Investigating the Sensitivity of Automatic Speech Recognition Systems to Phonetic Variation in L2 Englishes

Automatic Speech Recognition (ASR) systems exhibit the best performance on speech that is similar to that on which it was trained. As such, underrepresented varieties including regional dialects, minority-speakers, and low-resource languages, see much higher word error rates (WERs) than those varieties seen as 'prestigious', 'mainstream', or 'standard'. This can act as a barrier to incorporating ASR technology into the annotation process for large-scale linguistic research since the manual correction of the erroneous automated transcripts can be just as time and resource consuming as manual transcriptions.
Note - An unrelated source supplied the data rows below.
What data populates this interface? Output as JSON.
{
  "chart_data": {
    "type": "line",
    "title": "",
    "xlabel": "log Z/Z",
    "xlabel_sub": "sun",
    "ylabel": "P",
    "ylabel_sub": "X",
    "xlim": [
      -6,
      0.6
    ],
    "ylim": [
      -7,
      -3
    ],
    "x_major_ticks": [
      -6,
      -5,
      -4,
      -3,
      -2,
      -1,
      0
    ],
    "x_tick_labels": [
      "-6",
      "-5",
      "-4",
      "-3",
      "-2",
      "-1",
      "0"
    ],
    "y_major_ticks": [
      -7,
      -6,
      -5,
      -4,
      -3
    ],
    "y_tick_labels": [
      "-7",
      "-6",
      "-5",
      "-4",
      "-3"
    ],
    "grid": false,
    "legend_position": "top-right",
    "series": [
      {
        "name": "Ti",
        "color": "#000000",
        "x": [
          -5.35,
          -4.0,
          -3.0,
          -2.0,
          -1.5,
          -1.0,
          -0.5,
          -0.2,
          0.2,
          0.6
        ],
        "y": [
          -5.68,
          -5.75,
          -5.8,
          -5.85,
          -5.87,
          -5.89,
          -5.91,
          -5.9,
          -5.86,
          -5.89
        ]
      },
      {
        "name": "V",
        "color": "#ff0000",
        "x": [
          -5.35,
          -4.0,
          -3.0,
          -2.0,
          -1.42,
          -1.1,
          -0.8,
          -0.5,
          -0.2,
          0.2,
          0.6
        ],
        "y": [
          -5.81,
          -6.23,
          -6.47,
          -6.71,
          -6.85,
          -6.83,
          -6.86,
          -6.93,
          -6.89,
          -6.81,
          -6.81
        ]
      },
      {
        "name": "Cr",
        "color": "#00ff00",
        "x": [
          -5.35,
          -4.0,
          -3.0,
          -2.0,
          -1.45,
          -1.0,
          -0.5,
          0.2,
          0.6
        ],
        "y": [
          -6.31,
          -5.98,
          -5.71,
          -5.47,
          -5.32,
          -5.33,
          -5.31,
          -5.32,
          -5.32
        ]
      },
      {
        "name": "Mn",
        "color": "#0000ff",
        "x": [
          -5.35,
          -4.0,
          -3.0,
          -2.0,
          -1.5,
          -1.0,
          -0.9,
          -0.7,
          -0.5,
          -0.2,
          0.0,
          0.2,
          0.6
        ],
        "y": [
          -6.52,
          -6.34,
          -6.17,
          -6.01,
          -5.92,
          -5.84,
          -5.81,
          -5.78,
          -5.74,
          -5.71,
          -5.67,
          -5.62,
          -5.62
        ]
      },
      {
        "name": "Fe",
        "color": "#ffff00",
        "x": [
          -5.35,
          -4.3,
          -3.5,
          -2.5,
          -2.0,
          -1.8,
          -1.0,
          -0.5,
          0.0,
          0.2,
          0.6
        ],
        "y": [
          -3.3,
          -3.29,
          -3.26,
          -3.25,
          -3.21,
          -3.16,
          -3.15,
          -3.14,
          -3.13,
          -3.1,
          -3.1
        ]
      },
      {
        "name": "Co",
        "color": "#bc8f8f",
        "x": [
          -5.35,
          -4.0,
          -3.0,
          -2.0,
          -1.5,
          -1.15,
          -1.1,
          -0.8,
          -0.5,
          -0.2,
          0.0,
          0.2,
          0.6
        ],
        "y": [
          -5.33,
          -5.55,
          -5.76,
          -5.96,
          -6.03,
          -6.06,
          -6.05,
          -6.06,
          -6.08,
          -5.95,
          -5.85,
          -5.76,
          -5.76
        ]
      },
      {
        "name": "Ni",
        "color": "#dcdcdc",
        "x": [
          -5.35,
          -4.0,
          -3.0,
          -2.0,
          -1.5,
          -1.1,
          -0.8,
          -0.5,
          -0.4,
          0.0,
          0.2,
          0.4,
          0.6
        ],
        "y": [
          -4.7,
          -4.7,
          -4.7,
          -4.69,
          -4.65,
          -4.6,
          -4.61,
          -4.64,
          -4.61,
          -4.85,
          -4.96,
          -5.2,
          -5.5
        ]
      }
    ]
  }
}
A deeper understanding of the behaviour of an ASR system is thus beneficial from a speech technology standpoint, in terms of improving ASR accuracy, and from an annotation standpoint, where knowing the likely errors made by an ASR system can aid in this manual correction. This work demonstrates a method of probing an ASR system to discover how it handles phonetic variation across a number of L2 Englishes. Specifically, how particular phonetic realisations which were rare or absent in the system's training data can lead to phoneme level misrecognitions and contribute to higher WERs. It is demonstrated that the behaviour of the ASR is systematic and consistent across speakers with similar spoken varieties (in this case the same L1) and phoneme substitution errors are typically in agreement with human annotators. By identifying problematic productions specific weaknesses can be addressed by sourcing such realisations for training and fine-tuning thus making the system more robust to pronunciation variation.

翻译：自动语音识别（ASR）系统在其训练数据相似的语音上表现最佳。因此，那些代表性不足的语种变体（包括区域方言、少数群体语言及低资源语言）的词错误率（WER）远高于被视为“权威”、“主流”或“标准”的变体。这可能会阻碍将ASR技术应用于大规模语言研究的标注流程，因为对自动化转录结果中错误部分的人工修正，其时间和资源消耗与纯人工转录相差无几。因此，从语音技术角度（提升ASR准确性）和标注角度（了解ASR系统可能产生的错误有助于人工修正）而言，深入理解ASR系统的行为具有双重价值。本研究展示了一种探测ASR系统的方法，旨在揭示其如何处理多种二语英语（L2 English）中的语音变异。具体而言，探究训练数据中罕见或缺失的特定语音实现方式如何导致音素级误识别，进而促使词错误率升高。实验表明，ASR的行为具有系统性，在具有相似口语变体（此处指相同母语L1）的说话者间表现一致，且其音素替换错误通常与人工标注者判断相符。通过识别问题性发音，可针对性地获取此类语音实现用于训练和微调，从而增强系统对发音变异的鲁棒性。